Fontes militares israelenses, citadas pela imprensa internacional, atribuem a Tel Aviv ataques contra infraestruturas iranianas ligadas à produção e desenvolvimento de armamentos. Entre os alvos reportados figuram centros associados ao programa nuclear e instalações consideradas estruturais à capacidade de dissuasão de Teerã. Relatórios indicam que ataques com veículos aéreos não tripulados (drones) ampliaram o escopo das operações para além do território iraniano, alcançando alvos no Azerbaijão.
O efeito territorial desta projeção de poder é emblemático: não se trata apenas de pontos isolados, mas de um redesenho temporal de fronteiras de influência, cujo impacto logístico e econômico pode ser imediato.

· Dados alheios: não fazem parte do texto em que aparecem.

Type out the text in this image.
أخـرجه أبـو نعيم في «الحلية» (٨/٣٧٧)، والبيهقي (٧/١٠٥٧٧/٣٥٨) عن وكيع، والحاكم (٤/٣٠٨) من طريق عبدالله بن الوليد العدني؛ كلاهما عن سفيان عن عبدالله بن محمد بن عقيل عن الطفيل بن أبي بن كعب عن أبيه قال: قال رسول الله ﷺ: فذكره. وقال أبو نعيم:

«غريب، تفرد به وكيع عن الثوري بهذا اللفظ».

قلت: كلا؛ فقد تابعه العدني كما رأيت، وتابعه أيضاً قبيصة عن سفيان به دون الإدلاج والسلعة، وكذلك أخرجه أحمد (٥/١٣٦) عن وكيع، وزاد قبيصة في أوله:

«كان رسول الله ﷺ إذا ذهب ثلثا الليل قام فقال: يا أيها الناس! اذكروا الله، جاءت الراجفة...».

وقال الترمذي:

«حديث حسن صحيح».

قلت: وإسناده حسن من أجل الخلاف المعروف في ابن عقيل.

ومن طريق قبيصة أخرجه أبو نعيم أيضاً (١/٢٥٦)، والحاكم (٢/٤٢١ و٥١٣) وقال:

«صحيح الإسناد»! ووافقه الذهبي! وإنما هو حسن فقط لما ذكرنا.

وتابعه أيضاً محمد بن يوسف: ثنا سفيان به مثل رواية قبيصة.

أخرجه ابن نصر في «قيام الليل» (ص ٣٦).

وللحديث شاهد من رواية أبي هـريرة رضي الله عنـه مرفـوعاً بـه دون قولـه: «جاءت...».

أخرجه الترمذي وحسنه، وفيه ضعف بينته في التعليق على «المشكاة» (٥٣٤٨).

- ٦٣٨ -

No terreno regional, a deterioração é palpável. Em Beirute foram emitidas ordens de evacuação em massa, enquanto o Líbano permanece vulnerável a uma expansão do conflito, em especial pela presença do Hezbollah, ator cuja participação poderia transformar um duelo bilateral em teatro multifrontal.
No entanto, é no Golfo Pérsico que a tectônica de poder anuncia consequências globais: o Estreito de Hormuz, por onde transita cerca de um quinto do petróleo mundial, aparece agora como potencial gargalo estratégico. Observadores marítimos reportam que mais de mil navios encontram-se retidos ou à espera nas águas do Golfo. Companhias de navegação avaliam evitar rotas pela região por receio de riscos a tripulações e cargas.
Um bloqueio efectivo de Hormuz produziria repercussões imediatas nos mercados de energia, pressionando preços do petróleo e onerando economias europeias e asiáticas, num momento em que a sensibilidade às rupturas de oferta permanece elevada.
Paralelamente, o panorama político externo adiciona complexidade: o ex-presidente dos Estados Unidos, Donald Trump, declarou publicamente a intenção de influenciar a sucessão de Khamenei, comentando sobre quem poderá liderar a República Islâmica no futuro. Tal intervenção retórica acentua a volatilidade estratégica e introduz um elemento de pressão sobre as elites iranianas.
Em suma, a conjunção entre ataques transfronteiriços, acumulação de embarcações no Estreito e pronunciamientos externos compõe um cenário onde cada movimento — militar, diplomático ou econômico — pode desencadear uma resposta em cadeia. A região, como um tabuleiro cujas peças têm mobilidade e alcance ampliados, exige hoje leitura fria e construção de alicerces diplomáticos robustos para evitar que a chama local transforme-se em incêndio de consequências globais.